Even with prominent international journalists losing their lives along with the people in Homs, the outrage campaign against Assad never really flourished in terms of memes splattered on the walls of Facebook. Perhaps if I made a slick video about Syria with me explaining to my friend’s dog how Assad is a very bad man I could generate some outrage on the internet. Then I could form a foundation and collect funds to make more slick videos and vaguely “do something” about Assad. 

But I am not going to go down that road. I am already suffering from impulses of wanting to run through the streets of Flagstaff naked flailing at all the tourists heading to the Grand Canyon. 

They have dubbed this The Information Age and it certainly is but putting it that way seems too polite. This is also The Age of Dis-Information, The Age of Electronic Emotion and the Age of the Electronic Mob. 

Even credible news stories lose their meaning in the maelstrom of the web. The Trayvon Martin shooting started out as an important story about inept law enforcement and the dubious law that allowed for it. It wasn’t long before that story was completely lost and replaced by internet lynchings of both the shooter and the victim. The crux of the story was that there was no real investigation and, yet, without any investigation, people who have no idea what happened are rendering judgments from their laptops and cellphones thousands of miles away from Sanford Florida. 

Imagine a news story as a kid walking through a quiet neighborhood minding his business. Suddenly, a neighborhood dog catches his scent and a glimpse of something moving between the planks of the fence. Sensing danger, the dog barks. Then hearing the first dog bark, all the neighborhood dogs bark but none of them have any idea what they are barking at. 

This is not to say that the conflagration of social media cannot be used in a positive way. Social media helped to topple dictators in the Arab world. Occupy Wall Street effectively used social media to put the words “income inequity” into people’s minds after that long rising trend had been ignored in the corporate media for decades.   

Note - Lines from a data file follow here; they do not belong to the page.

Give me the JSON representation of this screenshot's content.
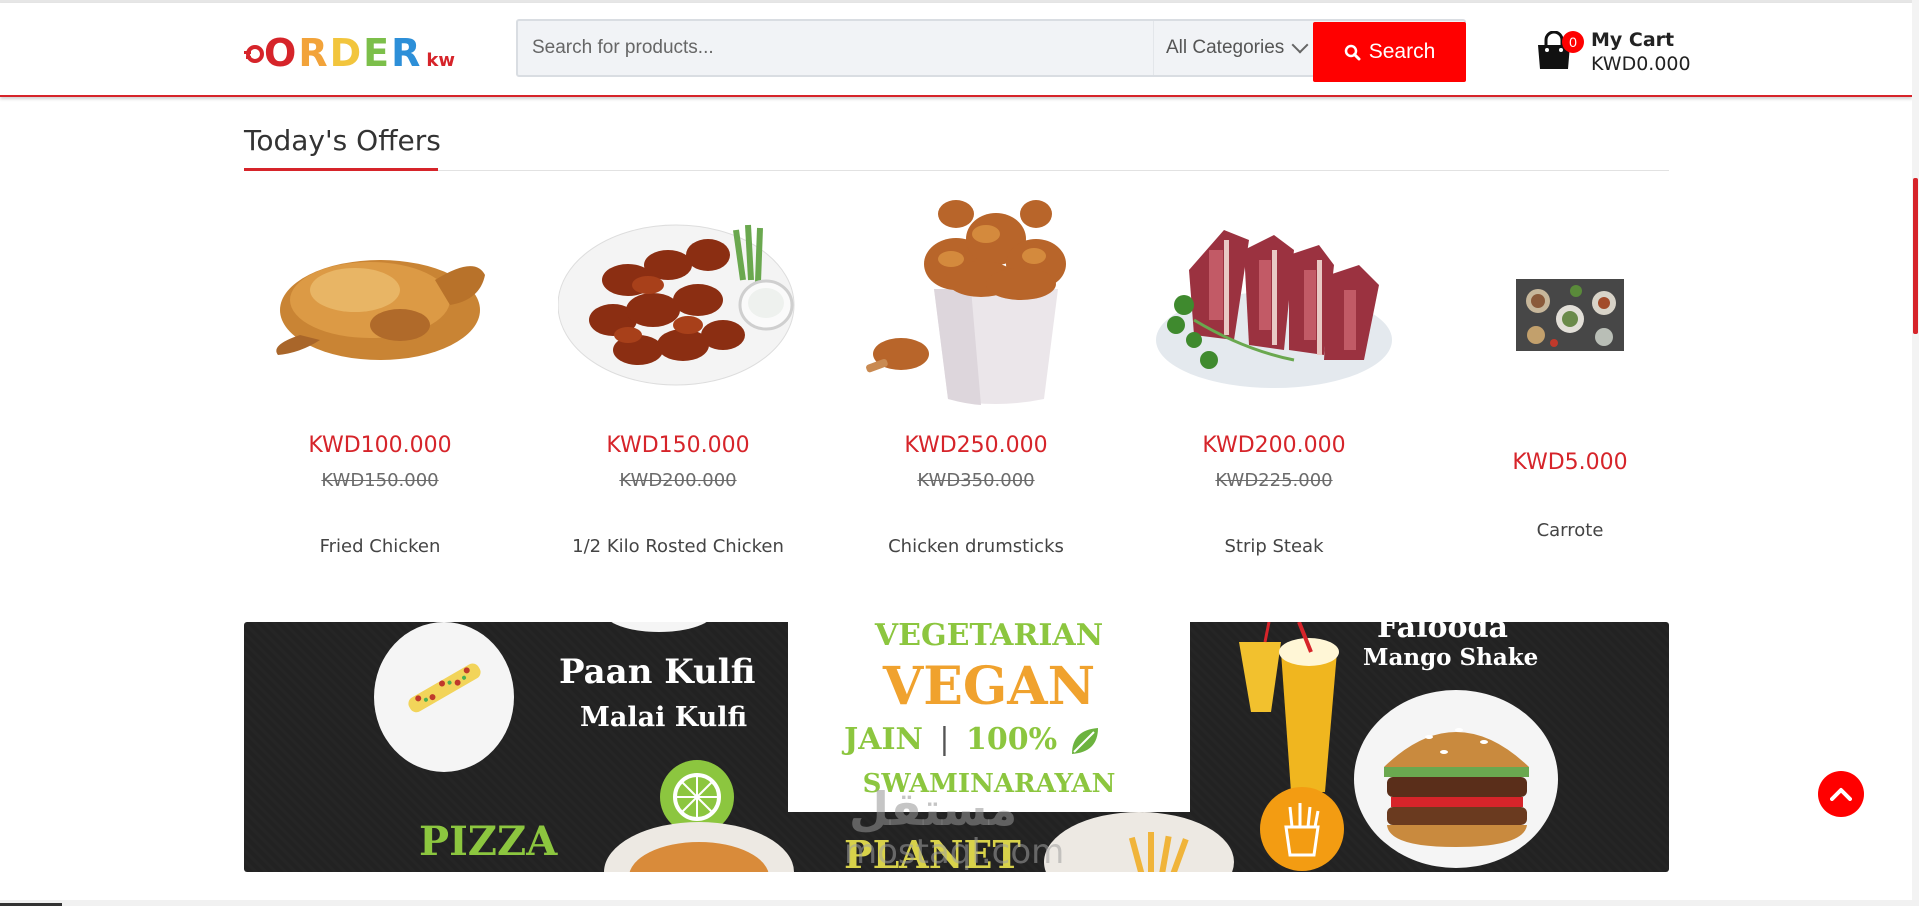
{
  "header": {
    "logo": {
      "letters": [
        "O",
        "R",
        "D",
        "E",
        "R"
      ],
      "suffix": "kw"
    },
    "search": {
      "placeholder": "Search for products...",
      "category": "All Categories",
      "button_label": "Search"
    },
    "cart": {
      "title": "My Cart",
      "count": "0",
      "total": "KWD0.000"
    }
  },
  "offers": {
    "title": "Today's Offers",
    "products": [
      {
        "name": "Fried Chicken",
        "price": "KWD100.000",
        "old_price": "KWD150.000",
        "image": "roast-chicken"
      },
      {
        "name": "1/2 Kilo Rosted Chicken",
        "price": "KWD150.000",
        "old_price": "KWD200.000",
        "image": "chicken-wings"
      },
      {
        "name": "Chicken drumsticks",
        "price": "KWD250.000",
        "old_price": "KWD350.000",
        "image": "chicken-bucket"
      },
      {
        "name": "Strip Steak",
        "price": "KWD200.000",
        "old_price": "KWD225.000",
        "image": "raw-steak"
      },
      {
        "name": "Carrote",
        "price": "KWD5.000",
        "old_price": "",
        "image": "dishes-thumbnail"
      }
    ]
  },
  "banner": {
    "left_title": "Paan Kulfi",
    "left_subtitle": "Malai Kulfi",
    "pizza": "PIZZA",
    "planet": "PLANET",
    "center_lines": [
      "VEGETARIAN",
      "VEGAN",
      "JAIN",
      "100%",
      "SWAMINARAYAN"
    ],
    "right_title": "Falooda",
    "right_subtitle": "Mango Shake",
    "watermark_ar": "مستقل",
    "watermark": "mostaql.com"
  },
  "colors": {
    "accent": "#d6242a",
    "search_button": "#ff0000",
    "price": "#d6242a"
  }
}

That seems to be the full extent of the usefulness of social media. If you want the internet to work for you then you have to get people excited, outraged and emotional. I have noticed that political organizations have picked up on that (at least on the left). A couple of elections ago I had subscribed to some vaguely pro-Democrat email lists because I was interested in the issues they supposedly stood for. At first, their emails were mostly informative and about issues I was concerned about but now, with the next election coming, they have shifted towards trying to make me emotional… about women’s issues… about Rush Limbaugh….about Trayvon Martin. The problem, for me anyway, is that I don’t need one more person telling me who to be angry at. Outrage is not my chosen path of political action. I am more interested in issues, positions and strategies. One by one, I have been hitting the “unsubscribe” link after my so called political allies have tried to play on my emotions to get contributions or other support from me. I wonder if I am the only person who resents being played

Beyond the outrage, there is whole new realm that opens up which calls for action. That is where the internet fails almost as spectacularly as it succeeds in getting us worked up. In order to get something done there has to be a dialogue and the internet makes dialogue nearly impossible. The internet is much less a place to discover new ideas than it is for entrenching the views you already hold. Chances are, no matter how crazy your views are, somebody on the internet has your back. The internet is a great place to choose your own version of the truth and stick to it no matter how false it is. 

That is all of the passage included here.